Fragment of a stoneware jar or flagon that likely supplied the troops. This could have held alcohol, other beverages, foodstuffs or bulk pharmaceutical supplies.

In addition to the artefacts, the remains of the soldiers that fought and died at Gallipoli occasionally come to the surface. Many soldiers – Kiwis, Aussies, and Turkish, among others – were not able to be given proper burial, and their locations are not known. While I was walking at the Chunuk Bair Memorial for the New Zealand soldiers, I spotted something alongside one of the commemorative plaques for a New Zealand soldier. There, in the turned over soil of the garden among the names of the soldiers, was a bone. White and weathered, it was a metacarpal or metatarsal, a bone from a human hand or foot. I can’t say who the bone belonged to, whether they were young or old, or which side of the conflict they were on. One hundred years on from the terrible losses of the Gallipoli campaign, there was little to distinguish this unidentified soldier from any other.
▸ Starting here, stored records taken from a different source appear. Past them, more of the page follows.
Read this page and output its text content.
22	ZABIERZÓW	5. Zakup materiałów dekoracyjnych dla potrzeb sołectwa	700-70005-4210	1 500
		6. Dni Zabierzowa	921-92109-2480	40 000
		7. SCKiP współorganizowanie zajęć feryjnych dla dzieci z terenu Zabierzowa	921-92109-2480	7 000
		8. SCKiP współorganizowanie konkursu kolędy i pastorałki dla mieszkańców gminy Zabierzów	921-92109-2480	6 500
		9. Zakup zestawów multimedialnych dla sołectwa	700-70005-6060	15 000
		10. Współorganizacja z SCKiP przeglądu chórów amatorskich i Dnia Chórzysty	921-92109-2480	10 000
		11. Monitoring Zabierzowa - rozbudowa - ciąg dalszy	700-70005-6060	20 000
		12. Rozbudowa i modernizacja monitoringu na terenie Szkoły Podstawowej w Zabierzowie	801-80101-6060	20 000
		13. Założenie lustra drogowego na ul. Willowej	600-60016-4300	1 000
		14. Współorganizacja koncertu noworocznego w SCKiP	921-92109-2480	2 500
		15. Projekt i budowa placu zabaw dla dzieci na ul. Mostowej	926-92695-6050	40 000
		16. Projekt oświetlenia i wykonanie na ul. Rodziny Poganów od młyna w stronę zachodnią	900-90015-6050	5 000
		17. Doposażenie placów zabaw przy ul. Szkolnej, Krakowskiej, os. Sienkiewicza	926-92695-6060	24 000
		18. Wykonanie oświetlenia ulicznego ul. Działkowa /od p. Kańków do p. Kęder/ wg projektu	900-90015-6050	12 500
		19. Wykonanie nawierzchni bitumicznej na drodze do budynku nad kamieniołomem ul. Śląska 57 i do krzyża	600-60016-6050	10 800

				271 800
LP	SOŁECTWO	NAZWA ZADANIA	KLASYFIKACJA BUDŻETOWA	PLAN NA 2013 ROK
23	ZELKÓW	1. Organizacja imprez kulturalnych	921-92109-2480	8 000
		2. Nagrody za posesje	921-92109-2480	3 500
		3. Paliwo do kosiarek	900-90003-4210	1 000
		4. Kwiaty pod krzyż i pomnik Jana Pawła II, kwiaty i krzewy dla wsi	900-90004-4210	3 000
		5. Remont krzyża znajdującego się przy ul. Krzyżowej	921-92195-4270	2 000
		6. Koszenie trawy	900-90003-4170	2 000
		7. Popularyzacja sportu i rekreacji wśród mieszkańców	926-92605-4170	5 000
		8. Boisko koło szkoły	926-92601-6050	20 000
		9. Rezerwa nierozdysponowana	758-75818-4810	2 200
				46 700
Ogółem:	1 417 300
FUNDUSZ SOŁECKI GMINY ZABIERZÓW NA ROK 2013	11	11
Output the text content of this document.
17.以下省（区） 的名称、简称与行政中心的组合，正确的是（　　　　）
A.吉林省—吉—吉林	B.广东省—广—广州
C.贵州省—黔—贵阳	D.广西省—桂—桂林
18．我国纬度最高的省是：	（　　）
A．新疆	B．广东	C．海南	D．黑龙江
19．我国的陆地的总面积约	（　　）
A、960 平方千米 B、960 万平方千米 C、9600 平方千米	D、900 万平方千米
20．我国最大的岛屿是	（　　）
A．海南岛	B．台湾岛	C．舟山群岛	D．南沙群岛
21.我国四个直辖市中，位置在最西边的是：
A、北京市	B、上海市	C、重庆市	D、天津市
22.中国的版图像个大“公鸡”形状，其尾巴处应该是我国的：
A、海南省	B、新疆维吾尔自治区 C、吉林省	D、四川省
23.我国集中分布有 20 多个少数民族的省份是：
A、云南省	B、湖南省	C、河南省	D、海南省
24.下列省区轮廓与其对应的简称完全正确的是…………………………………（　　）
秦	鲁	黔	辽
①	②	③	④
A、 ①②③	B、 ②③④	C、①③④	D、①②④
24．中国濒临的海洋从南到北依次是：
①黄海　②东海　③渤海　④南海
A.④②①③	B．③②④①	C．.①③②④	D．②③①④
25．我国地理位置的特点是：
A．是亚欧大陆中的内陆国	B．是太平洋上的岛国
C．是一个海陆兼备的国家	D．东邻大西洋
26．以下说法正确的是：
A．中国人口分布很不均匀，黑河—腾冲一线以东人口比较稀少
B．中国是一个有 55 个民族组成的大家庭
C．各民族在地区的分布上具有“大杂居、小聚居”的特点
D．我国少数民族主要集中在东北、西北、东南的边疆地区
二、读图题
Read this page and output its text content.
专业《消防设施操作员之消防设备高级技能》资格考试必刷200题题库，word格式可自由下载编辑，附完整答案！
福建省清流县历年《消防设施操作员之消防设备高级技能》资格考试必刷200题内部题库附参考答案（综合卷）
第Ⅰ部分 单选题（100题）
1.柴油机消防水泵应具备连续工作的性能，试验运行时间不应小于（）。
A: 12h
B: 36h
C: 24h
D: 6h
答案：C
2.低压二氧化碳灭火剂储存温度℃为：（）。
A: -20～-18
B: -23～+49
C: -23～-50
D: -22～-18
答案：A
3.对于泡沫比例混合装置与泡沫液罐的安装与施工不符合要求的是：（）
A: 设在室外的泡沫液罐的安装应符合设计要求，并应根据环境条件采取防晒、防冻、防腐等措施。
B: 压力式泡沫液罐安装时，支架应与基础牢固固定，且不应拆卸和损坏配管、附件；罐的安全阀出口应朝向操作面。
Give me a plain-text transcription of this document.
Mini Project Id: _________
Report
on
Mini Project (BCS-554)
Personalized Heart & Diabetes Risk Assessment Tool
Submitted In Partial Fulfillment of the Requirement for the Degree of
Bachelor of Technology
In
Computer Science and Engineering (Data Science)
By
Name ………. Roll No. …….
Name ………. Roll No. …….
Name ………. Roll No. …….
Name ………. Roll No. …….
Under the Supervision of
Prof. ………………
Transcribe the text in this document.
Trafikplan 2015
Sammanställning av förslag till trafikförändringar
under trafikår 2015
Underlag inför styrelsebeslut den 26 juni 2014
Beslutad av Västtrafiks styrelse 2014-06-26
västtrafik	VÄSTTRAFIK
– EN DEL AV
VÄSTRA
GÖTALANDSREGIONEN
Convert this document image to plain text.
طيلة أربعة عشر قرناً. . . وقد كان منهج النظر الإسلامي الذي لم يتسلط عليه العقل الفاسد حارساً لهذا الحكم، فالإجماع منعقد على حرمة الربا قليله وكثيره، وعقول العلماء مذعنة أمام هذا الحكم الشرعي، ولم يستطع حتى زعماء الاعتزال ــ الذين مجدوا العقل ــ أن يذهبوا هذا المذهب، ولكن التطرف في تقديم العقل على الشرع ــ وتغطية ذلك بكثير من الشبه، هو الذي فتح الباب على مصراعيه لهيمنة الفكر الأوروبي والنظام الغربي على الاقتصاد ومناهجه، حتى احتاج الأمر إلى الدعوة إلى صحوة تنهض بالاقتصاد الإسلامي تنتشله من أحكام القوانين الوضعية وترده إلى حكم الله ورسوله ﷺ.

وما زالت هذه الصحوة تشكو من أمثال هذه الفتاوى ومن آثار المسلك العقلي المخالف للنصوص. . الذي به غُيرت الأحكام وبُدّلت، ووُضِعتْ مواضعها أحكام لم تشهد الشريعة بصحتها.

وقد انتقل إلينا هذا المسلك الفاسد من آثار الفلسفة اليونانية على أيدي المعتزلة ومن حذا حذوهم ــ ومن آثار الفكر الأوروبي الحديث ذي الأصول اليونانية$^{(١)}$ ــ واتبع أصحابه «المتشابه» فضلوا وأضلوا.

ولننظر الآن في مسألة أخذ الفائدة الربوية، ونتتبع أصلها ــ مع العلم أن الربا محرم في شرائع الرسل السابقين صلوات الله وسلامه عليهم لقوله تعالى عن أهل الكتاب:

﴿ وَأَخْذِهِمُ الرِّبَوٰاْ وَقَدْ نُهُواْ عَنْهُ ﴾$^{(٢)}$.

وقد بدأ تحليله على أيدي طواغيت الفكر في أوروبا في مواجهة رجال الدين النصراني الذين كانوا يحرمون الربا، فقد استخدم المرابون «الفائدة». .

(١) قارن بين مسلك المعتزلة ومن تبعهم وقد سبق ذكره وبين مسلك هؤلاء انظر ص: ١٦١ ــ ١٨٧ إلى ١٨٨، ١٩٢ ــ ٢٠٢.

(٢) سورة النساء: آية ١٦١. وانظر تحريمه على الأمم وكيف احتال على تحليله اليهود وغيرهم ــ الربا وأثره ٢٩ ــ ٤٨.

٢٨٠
Archaeology isn’t just an academic, dissociated exploration of the past. The remains of the past are indelibly tied to the people of today, and Gallipoli – like Wairau Bar, like Ship Cove, like Gate Pā – has value and meaning for all New Zealanders. These places, and their archaeology, need conservation, if we are to maintain the connection to them and the meaning and lessons they provide.

“Those heroes that shed their blood and lost their lives … You are now lying in the soil of a friendly country. Therefore rest in peace. There is no difference between the Johnnies and the Mehmets to us where they lie side by side here in this country of ours … You, the mothers who sent their sons from faraway countries, wipe away your tears; your sons are now lying in our bosom and are in peace. After having lost their lives on this land they have become our sons as well.”

Mustafa Kemal Ataturk, 1934

 

Tristan Wadsworth

References

DVA and BOSTES NSW. 2016. A landscape of war uncovered [online]. Available at: http://www.gallipoli.gov.au/landscape-of-war-uncovered/. Accessed 16 April 2017.

Cameron, D. and Donlon, D. 2005. ‘A Preliminary Archaeological Survey of the ANZAC Gallipoli Battlefields of 1915’ in Australasian Historical Archaeology, vol. 23, pp. 131-138.

Patel, S. 2013. Anzac’s Next Chapter: Archaeologists conduct the first-ever survey of the legendary WWI battlefield at Gallipoli [online]. Available at: http://www.archaeology.org/issues/92-1305/letter-from/765-anzac-gallipoli-wwi-battlefield-allied-german-ottoman/.

Sagona, A. 2015. ‘An Archaeology of the ANZAC Battlefield’ in Humanities Australia, vol. 6, pp. 34-46.